Машина въехала в поселок. Как обычно, было тихо и спокойно. Шаболдаев однажды приезжал сюда – три года назад, во время выборов, когда местные жители и больные должны были проголосовать. В советские времена явка голосующих требовалась стопроцентная. Поэтому привезли в Умбаки урну, все осторожно опустили в нее бюллетени, после чего она была увезена из поселка и... Впрочем, на Востоке существуют свои традиции. И быть избранным против воли местного падишаха нельзя – хоть в коммунистические времена, хоть в демократические.

У административного здания больницы машина остановилась. Лейтенант, никогда ранее сюда не приезжавший, невольно вздрогнул, увидев проходившего мимо человека с перевязанным лицом. Видны были только его глаза, наблюдавшие за приехавшими.

Шаболдаев вылез из машины, оглядываясь вокруг. Он не сомневался, что сейчас десятки пар любопытных глаз наблюдают за ними отовсюду.

Но больные проказой были лишены главного человеческого качества – уверенности в себе. И потому не рисковали появляться перед внезапно приехавшими в поселок незнакомцами.

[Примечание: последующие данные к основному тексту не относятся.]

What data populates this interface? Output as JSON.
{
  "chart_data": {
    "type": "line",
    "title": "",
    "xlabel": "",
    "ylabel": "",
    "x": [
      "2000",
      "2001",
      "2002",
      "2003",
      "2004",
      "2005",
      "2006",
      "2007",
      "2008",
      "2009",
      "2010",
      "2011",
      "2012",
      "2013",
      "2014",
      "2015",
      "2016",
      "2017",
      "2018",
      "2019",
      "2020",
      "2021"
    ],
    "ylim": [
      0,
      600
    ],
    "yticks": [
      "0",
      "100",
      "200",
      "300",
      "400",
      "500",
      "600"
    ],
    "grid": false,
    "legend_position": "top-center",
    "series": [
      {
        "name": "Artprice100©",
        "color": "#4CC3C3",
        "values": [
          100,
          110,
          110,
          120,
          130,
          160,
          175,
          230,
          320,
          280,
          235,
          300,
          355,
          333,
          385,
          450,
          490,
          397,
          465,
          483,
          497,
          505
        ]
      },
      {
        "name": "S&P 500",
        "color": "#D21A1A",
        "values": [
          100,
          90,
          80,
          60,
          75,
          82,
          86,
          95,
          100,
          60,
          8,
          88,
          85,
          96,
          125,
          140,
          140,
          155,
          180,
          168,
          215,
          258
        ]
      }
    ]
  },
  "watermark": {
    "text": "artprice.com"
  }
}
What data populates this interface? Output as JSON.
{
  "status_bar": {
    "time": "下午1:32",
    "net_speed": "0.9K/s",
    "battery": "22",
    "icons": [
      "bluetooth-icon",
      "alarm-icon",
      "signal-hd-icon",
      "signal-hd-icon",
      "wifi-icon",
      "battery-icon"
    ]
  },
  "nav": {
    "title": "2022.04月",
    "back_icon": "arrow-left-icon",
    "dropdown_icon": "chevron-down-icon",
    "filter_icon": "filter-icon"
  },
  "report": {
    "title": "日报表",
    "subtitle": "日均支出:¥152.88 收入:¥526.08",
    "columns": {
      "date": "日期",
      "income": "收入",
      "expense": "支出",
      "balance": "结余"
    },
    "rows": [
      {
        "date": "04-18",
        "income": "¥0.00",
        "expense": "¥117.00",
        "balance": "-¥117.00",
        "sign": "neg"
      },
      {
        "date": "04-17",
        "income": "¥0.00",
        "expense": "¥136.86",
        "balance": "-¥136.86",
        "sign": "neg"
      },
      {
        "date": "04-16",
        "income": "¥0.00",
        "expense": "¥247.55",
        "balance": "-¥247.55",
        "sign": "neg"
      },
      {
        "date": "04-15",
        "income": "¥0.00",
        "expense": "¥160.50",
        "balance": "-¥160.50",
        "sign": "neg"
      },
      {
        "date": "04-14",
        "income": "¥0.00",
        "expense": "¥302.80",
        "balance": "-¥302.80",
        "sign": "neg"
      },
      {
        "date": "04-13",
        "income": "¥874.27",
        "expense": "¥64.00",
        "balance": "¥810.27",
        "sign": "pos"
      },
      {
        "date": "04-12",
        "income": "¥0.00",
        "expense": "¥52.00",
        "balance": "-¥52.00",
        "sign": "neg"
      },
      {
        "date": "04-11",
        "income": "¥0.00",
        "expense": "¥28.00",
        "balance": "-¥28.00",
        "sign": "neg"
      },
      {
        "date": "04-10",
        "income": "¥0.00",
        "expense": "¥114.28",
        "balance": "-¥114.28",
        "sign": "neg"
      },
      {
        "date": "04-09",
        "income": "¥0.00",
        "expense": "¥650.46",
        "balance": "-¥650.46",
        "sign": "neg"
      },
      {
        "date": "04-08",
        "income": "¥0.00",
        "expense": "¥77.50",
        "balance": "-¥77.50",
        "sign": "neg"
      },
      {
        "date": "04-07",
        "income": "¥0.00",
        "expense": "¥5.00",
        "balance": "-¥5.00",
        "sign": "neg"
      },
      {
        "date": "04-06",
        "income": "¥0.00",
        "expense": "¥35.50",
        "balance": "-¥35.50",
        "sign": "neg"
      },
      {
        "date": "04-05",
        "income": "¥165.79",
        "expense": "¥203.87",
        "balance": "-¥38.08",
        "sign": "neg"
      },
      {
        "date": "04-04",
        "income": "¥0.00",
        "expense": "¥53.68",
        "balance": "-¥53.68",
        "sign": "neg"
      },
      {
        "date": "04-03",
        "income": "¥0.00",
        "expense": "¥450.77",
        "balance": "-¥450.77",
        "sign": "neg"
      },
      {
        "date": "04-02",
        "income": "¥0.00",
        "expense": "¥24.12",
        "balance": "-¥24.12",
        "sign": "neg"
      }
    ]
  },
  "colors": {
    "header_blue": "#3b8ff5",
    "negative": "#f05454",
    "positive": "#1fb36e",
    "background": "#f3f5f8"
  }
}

Дверь здания открылась, и лейтенант снова вздрогнул.

На этот раз появился не больной, а сам главный врач лепрозория, краснощекий, пышущий здоровьем человек. Он подошел к приехавшим и, предусмотрительно не протягивая руки, представился:

– Доктор Лаидов.

За ним вышла высокая худощавая женщина в белом халате. Она строго смотрела на приехавших, не скрывая своего недовольства. Посетителей тут явно не любили.